Cahier critique 05/07/2022

“Le Roi David” de Lila Pinell

Shana cherche du travail, elle a besoin d’argent pour quitter la France et ses mauvaises fréquentations. Mais le passé qu’elle cherche à oublier n’est jamais loin. Et d’ailleurs, veut-elle vraiment l’oublier ?

Un visage de jeune femme, cadré serré. Du sparadrap sur le nez. Dans une attente propice à laisser l’esprit vagabonder, elle nous raconte. Ressurgis du fond de l’enfance, deux tableaux. Bethsabée prenant son bain de pied et, à côté, le tableau d’un roi, peut-être celui qui était tombé fou amoureux d’elle. Ainsi commence Le Roi David de Lila Pinell, et ainsi découvre-t’on Shana, interprétée, incarnée et inspirée par Éva Huault.
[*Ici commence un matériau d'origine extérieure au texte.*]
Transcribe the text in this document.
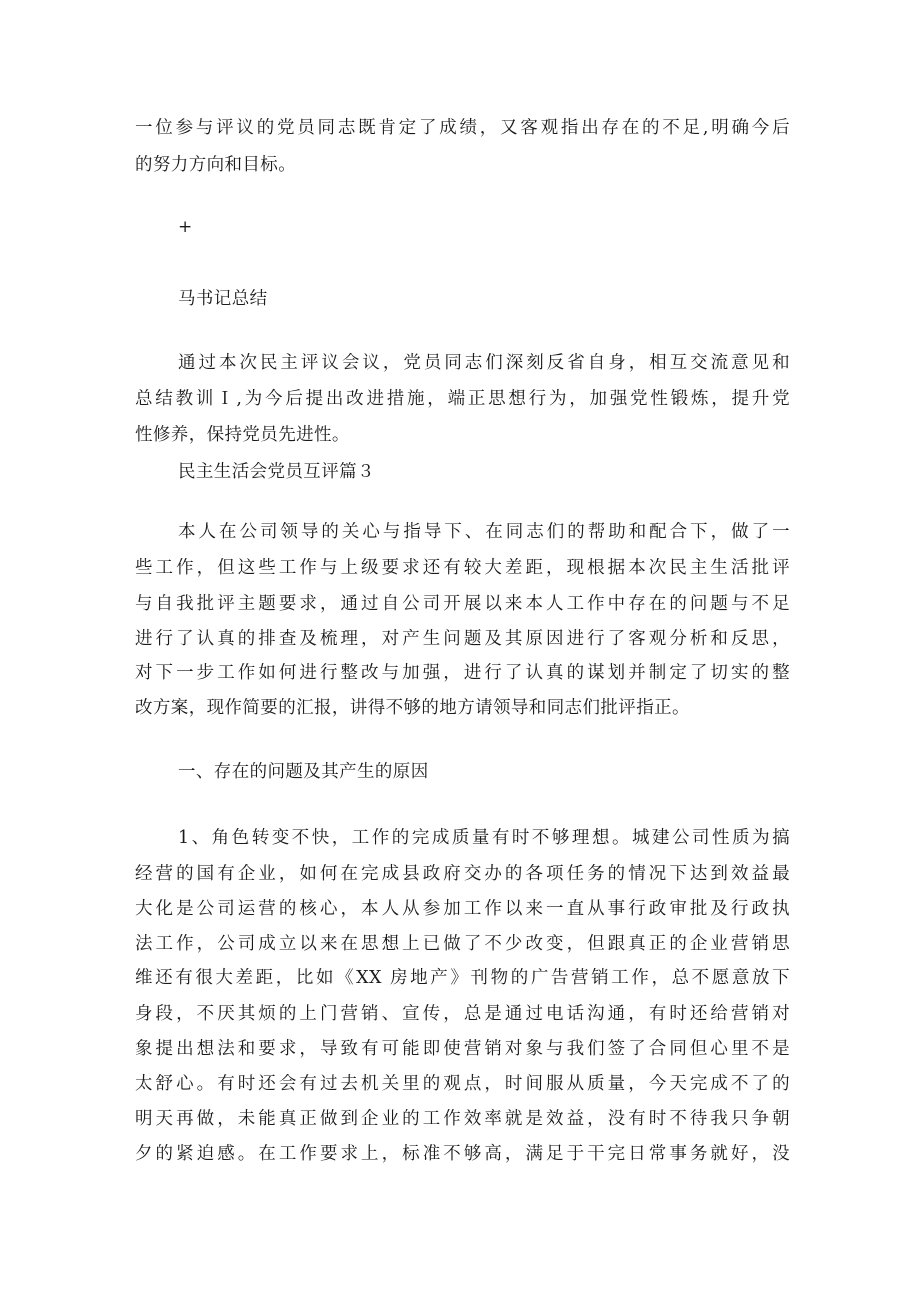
一位参与评议的党员同志既肯定了成绩，又客观指出存在的不足,明确今后
的努力方向和目标。
+
马书记总结
通过本次民主评议会议，党员同志们深刻反省自身，相互交流意见和
总结教训Ｉ,为今后提出改进措施，端正思想行为，加强党性锻炼，提升党
性修养，保持党员先进性。
民主生活会党员互评篇３
本人在公司领导的关心与指导下、在同志们的帮助和配合下，做了一
些工作，但这些工作与上级要求还有较大差距，现根据本次民主生活批评
与自我批评主题要求，通过自公司开展以来本人工作中存在的问题与不足
进行了认真的排查及梳理，对产生问题及其原因进行了客观分析和反思，
对下一步工作如何进行整改与加强，进行了认真的谋划并制定了切实的整
改方案，现作简要的汇报，讲得不够的地方请领导和同志们批评指正。
一、存在的问题及其产生的原因
1、角色转变不快，工作的完成质量有时不够理想。城建公司性质为搞
经营的国有企业，如何在完成县政府交办的各项任务的情况下达到效益最
大化是公司运营的核心，本人从参加工作以来一直从事行政审批及行政执
法工作，公司成立以来在思想上已做了不少改变，但跟真正的企业营销思
维还有很大差距，比如《XX 房地产》刊物的广告营销工作，总不愿意放下
身段，不厌其烦的上门营销、宣传，总是通过电话沟通，有时还给营销对
象提出想法和要求，导致有可能即使营销对象与我们签了合同但心里不是
太舒心。有时还会有过去机关里的观点，时间服从质量，今天完成不了的
明天再做，未能真正做到企业的工作效率就是效益，没有时不待我只争朝
夕的紧迫感。在工作要求上，标准不够高，满足于干完日常事务就好，没
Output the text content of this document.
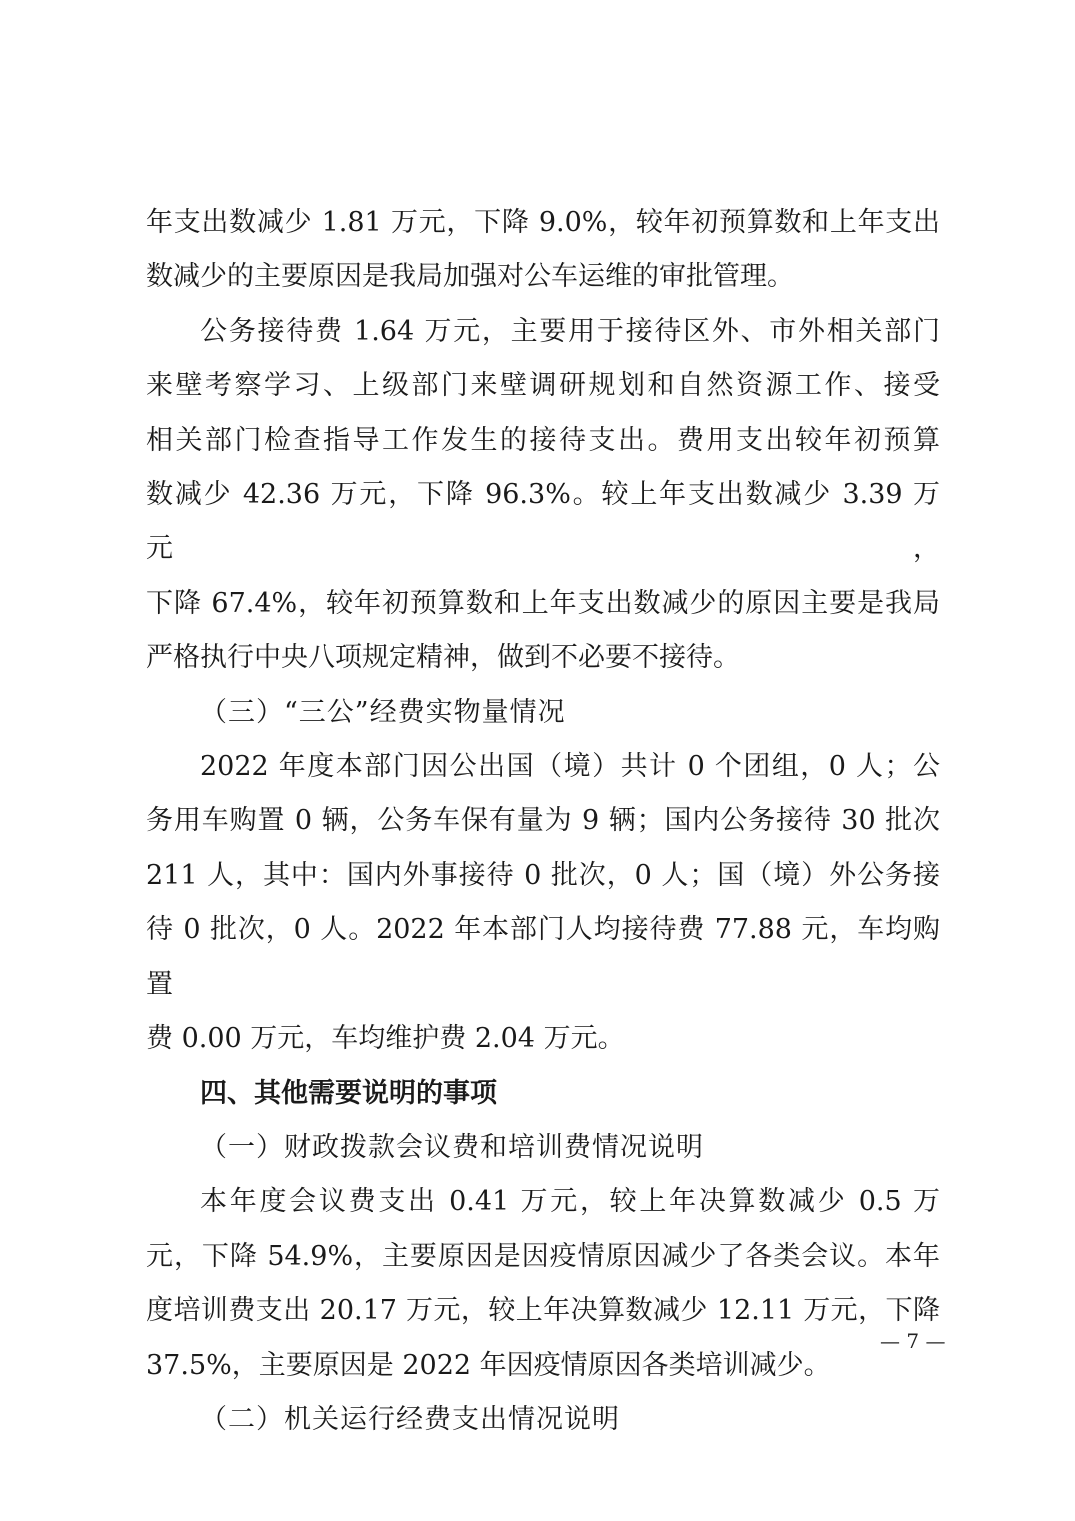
年支出数减少 1.81 万元，下降 9.0%，较年初预算数和上年支出
数减少的主要原因是我局加强对公车运维的审批管理。
公务接待费 1.64 万元，主要用于接待区外、市外相关部门
来壁考察学习、上级部门来壁调研规划和自然资源工作、接受
相关部门检查指导工作发生的接待支出。费用支出较年初预算
数减少 42.36 万元，下降 96.3%。较上年支出数减少 3.39 万元，
下降 67.4%，较年初预算数和上年支出数减少的原因主要是我局
严格执行中央八项规定精神，做到不必要不接待。
（三）“三公”经费实物量情况
2022 年度本部门因公出国（境）共计 0 个团组，0 人；公
务用车购置 0 辆，公务车保有量为 9 辆；国内公务接待 30 批次
211 人，其中：国内外事接待 0 批次，0 人；国（境）外公务接
待 0 批次，0 人。2022 年本部门人均接待费 77.88 元，车均购置
费 0.00 万元，车均维护费 2.04 万元。
四、其他需要说明的事项
（一）财政拨款会议费和培训费情况说明
本年度会议费支出 0.41 万元，较上年决算数减少 0.5 万
元，下降 54.9%，主要原因是因疫情原因减少了各类会议。本年
度培训费支出 20.17 万元，较上年决算数减少 12.11 万元，下降
37.5%，主要原因是 2022 年因疫情原因各类培训减少。
（二）机关运行经费支出情况说明
— 7 —
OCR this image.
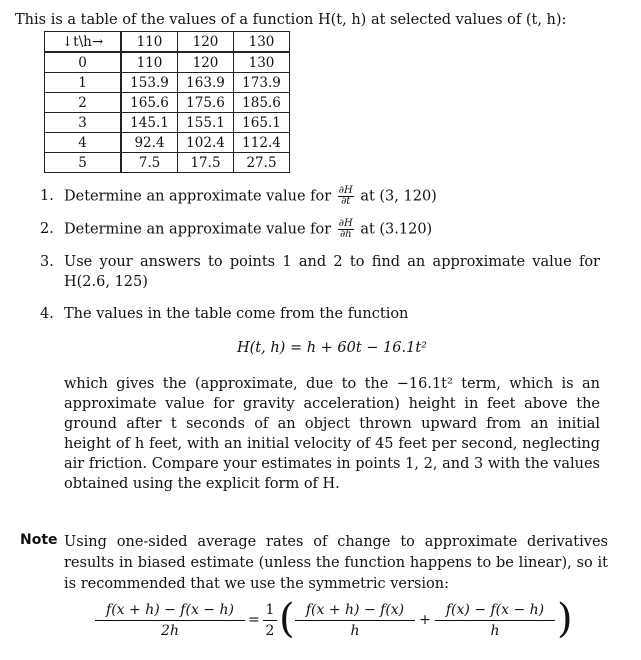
This is a table of the values of a function H(t, h) at selected values of (t, h):
↓t\h→	110	120	130
0	110	120	130
1	153.9	163.9	173.9
2	165.6	175.6	185.6
3	145.1	155.1	165.1
4	92.4	102.4	112.4
5	7.5	17.5	27.5
1. Determine an approximate value for $\frac{\partial H}{\partial t}$ at (3, 120)
2. Determine an approximate value for $\frac{\partial H}{\partial h}$ at (3.120)
3. Use your answers to points 1 and 2 to find an approximate value for H(2.6, 125)
4. The values in the table come from the function
H(t, h) = h + 60t − 16.1t²
which gives the (approximate, due to the −16.1t² term, which is an approximate value for gravity acceleration) height in feet above the ground after t seconds of an object thrown upward from an initial height of h feet, with an initial velocity of 45 feet per second, neglecting air friction. Compare your estimates in points 1, 2, and 3 with the values obtained using the explicit form of H.
Note Using one-sided average rates of change to approximate derivatives results in biased estimate (unless the function happens to be linear), so it is recommended that we use the symmetric version:
f(x + h) − f(x − h)
2h
=
1
2 ( f(x + h) − f(x)
h
+
f(x) − f(x − h)
h	)
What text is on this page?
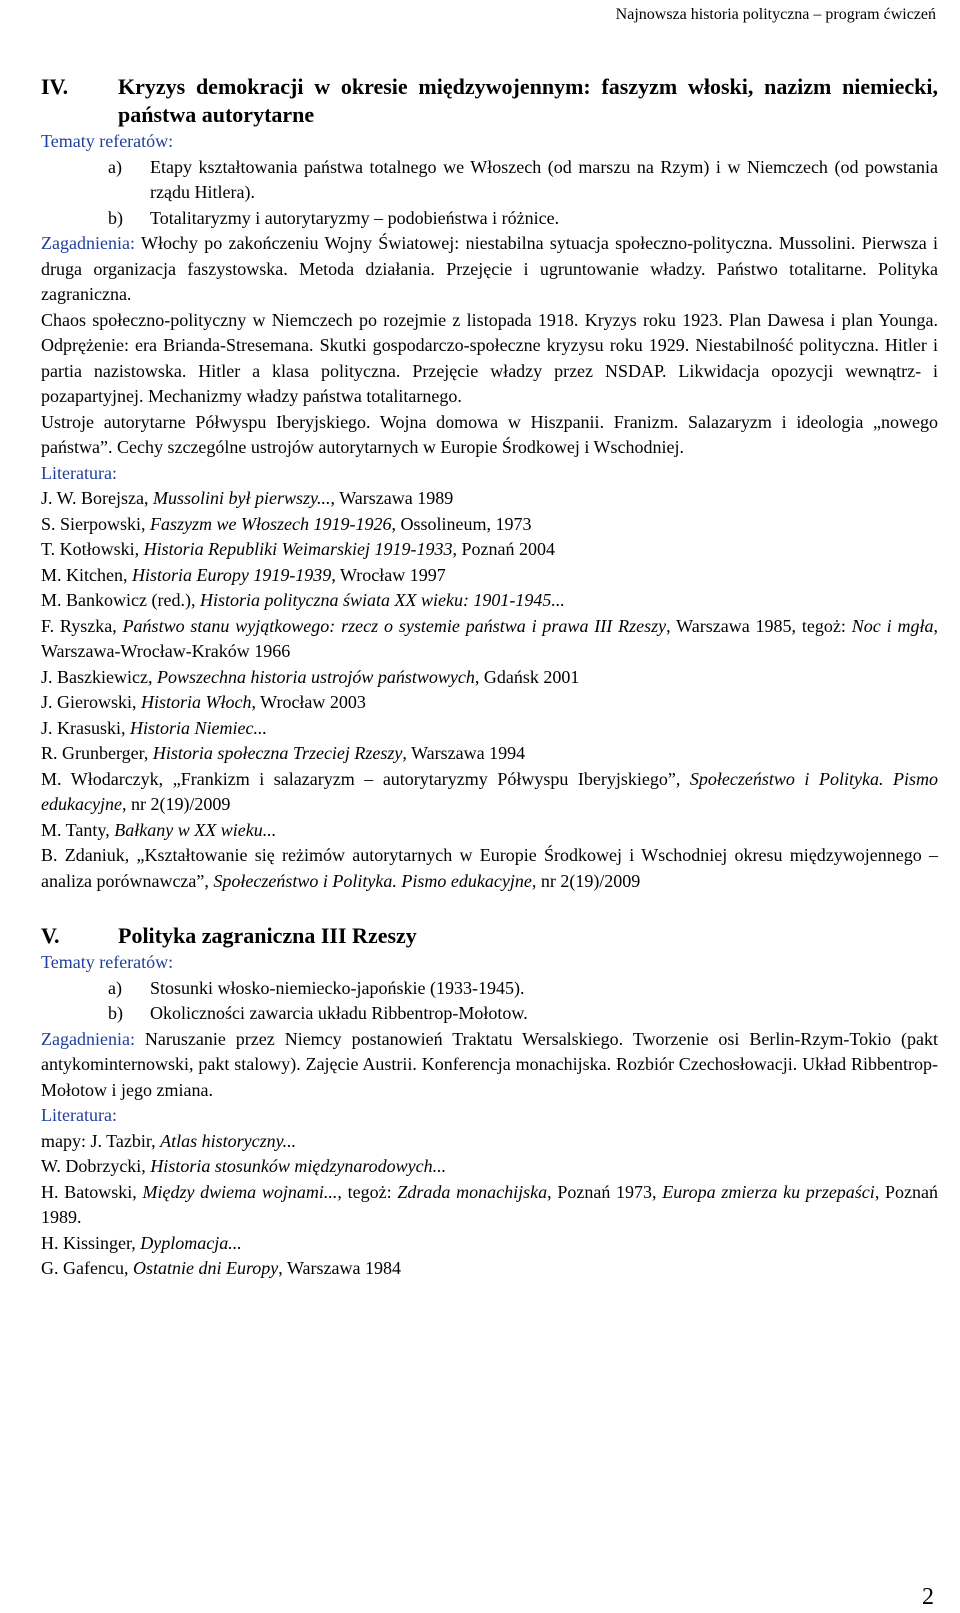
Najnowsza historia polityczna – program ćwiczeń
IV.	Kryzys demokracji w okresie międzywojennym: faszyzm włoski, nazizm niemiecki, państwa autorytarne
Tematy referatów:
a)	Etapy kształtowania państwa totalnego we Włoszech (od marszu na Rzym) i w Niemczech (od powstania rządu Hitlera).
b)	Totalitaryzmy i autorytaryzmy – podobieństwa i różnice.
Zagadnienia: Włochy po zakończeniu Wojny Światowej: niestabilna sytuacja społeczno-polityczna. Mussolini. Pierwsza i druga organizacja faszystowska. Metoda działania. Przejęcie i ugruntowanie władzy. Państwo totalitarne. Polityka zagraniczna.
Chaos społeczno-polityczny w Niemczech po rozejmie z listopada 1918. Kryzys roku 1923. Plan Dawesa i plan Younga. Odprężenie: era Brianda-Stresemana. Skutki gospodarczo-społeczne kryzysu roku 1929. Niestabilność polityczna. Hitler i partia nazistowska. Hitler a klasa polityczna. Przejęcie władzy przez NSDAP. Likwidacja opozycji wewnątrz- i pozapartyjnej. Mechanizmy władzy państwa totalitarnego.
Ustroje autorytarne Półwyspu Iberyjskiego. Wojna domowa w Hiszpanii. Franizm. Salazaryzm i ideologia „nowego państwa”. Cechy szczególne ustrojów autorytarnych w Europie Środkowej i Wschodniej.
Literatura:
J. W. Borejsza, Mussolini był pierwszy..., Warszawa 1989
S. Sierpowski, Faszyzm we Włoszech 1919-1926, Ossolineum, 1973
T. Kotłowski, Historia Republiki Weimarskiej 1919-1933, Poznań 2004
M. Kitchen, Historia Europy 1919-1939, Wrocław 1997
M. Bankowicz (red.), Historia polityczna świata XX wieku: 1901-1945...
F. Ryszka, Państwo stanu wyjątkowego: rzecz o systemie państwa i prawa III Rzeszy, Warszawa 1985, tegoż: Noc i mgła, Warszawa-Wrocław-Kraków 1966
J. Baszkiewicz, Powszechna historia ustrojów państwowych, Gdańsk 2001
J. Gierowski, Historia Włoch, Wrocław 2003
J. Krasuski, Historia Niemiec...
R. Grunberger, Historia społeczna Trzeciej Rzeszy, Warszawa 1994
M. Włodarczyk, „Frankizm i salazaryzm – autorytaryzmy Półwyspu Iberyjskiego”, Społeczeństwo i Polityka. Pismo edukacyjne, nr 2(19)/2009
M. Tanty, Bałkany w XX wieku...
B. Zdaniuk, „Kształtowanie się reżimów autorytarnych w Europie Środkowej i Wschodniej okresu międzywojennego – analiza porównawcza”, Społeczeństwo i Polityka. Pismo edukacyjne, nr 2(19)/2009
V.	Polityka zagraniczna III Rzeszy
Tematy referatów:
a)	Stosunki włosko-niemiecko-japońskie (1933-1945).
b)	Okoliczności zawarcia układu Ribbentrop-Mołotow.
Zagadnienia: Naruszanie przez Niemcy postanowień Traktatu Wersalskiego. Tworzenie osi Berlin-Rzym-Tokio (pakt antykominternowski, pakt stalowy). Zajęcie Austrii. Konferencja monachijska. Rozbiór Czechosłowacji. Układ Ribbentrop-Mołotow i jego zmiana.
Literatura:
mapy: J. Tazbir, Atlas historyczny...
W. Dobrzycki, Historia stosunków międzynarodowych...
H. Batowski, Między dwiema wojnami..., tegoż: Zdrada monachijska, Poznań 1973, Europa zmierza ku przepaści, Poznań 1989.
H. Kissinger, Dyplomacja...
G. Gafencu, Ostatnie dni Europy, Warszawa 1984
2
Le plan d’après montre Shana tenter, avec une maladresse déconcertante, de convaincre le médecin que cette opération du nez peut offrir au passage l’aubaine d’une chirurgie esthétique tant espérée. Car visiblement violentée par son “roi David”, Shana n’a plus d’autre choix que de se débrouiller. Des beaux quartiers à la cité, de Belleville à Drancy, puis de nouveau Paris (avant, qui sait, la Californie ?), on suit la jeune femme dans une fuite en avant désordonnée, qui tente par tous les moyens de trouver des plans, et de l’argent, tirer un trait sur le passé et avancer. Une trajectoire en balle de flipper, entre révolte et naïveté, pour tenter d’accéder à une vie de rêve ou, a minima, pour éviter de toucher le fond.

Shana, ce pourrait être à la fois l’archétype de la “meuf de banlieue”, la force et la fragilité de l’ex-gamine de foyer, la féminité qui s’assume jusqu’à frôler la vulgarité, une rébellion permanente mêlée à un égoïsme et une naïveté forcenées. À ses côtés, chaque personnage rencontré semble stéréotypé et à la fois juste à côté de là où on l’attendait. Sarah, Kenza, Fanta : les amies sont autant celles qui dépannent, à qui on peut se confier, que celles qui exaspèrent à force de vouloir protéger, celles que l’on blesse, que l’on déçoit, celles sur qui on croyait pouvoir toujours compter.

Et du centre commercial à l’appartement de la tante amatrice d’opéra en passant par le karaoké, chaque lieu investi ou traversé se révèle le cadre d’un tableau inattendu. L’espace d’une émotion (le temps d’une chanson ou d’une engueulade), l’espace d’une esquisse, et surtout celui d’une rencontre. Tour à tour boudeuse, séductrice, capricieuse, revendicative, agaçante, drôle, magnétique, déterminée, Shana réussit à fasciner.

Dans un geste cinématographique et artistique singulier, salué par le prestigieux Prix Jean-Vigo, Lila Pinell déploie dans ce Roi David un portrait qui combine habilement le film politique et le film de femmes. De ce mélange d’expérience racontée et imaginée, avec la liberté d’un Rembrandt revisité, se dégagent la puissance de la complicité entre la réalisatrice et son actrice, le plaisir de se décaler du réel, de jouer, et surtout l’envie d’assumer, de se montrer, de s’affirmer telle qu’on pourrait être, ou telle qu’on est.

Marie-Anne Campos

Article paru dans Bref n°127, 2022. 

France, 2021, 43 minutes.
Réalisation et scénario : Lila Pinell. Image : Victor Zébo. Montage : Emma Augier. Son : Nassim El Mounabbih et Simon Apostolou. Interprétation : Éva Huault, Jacky Abdillah, Sarah Djourou et Anaïs Hamache. Production : Ecce Films.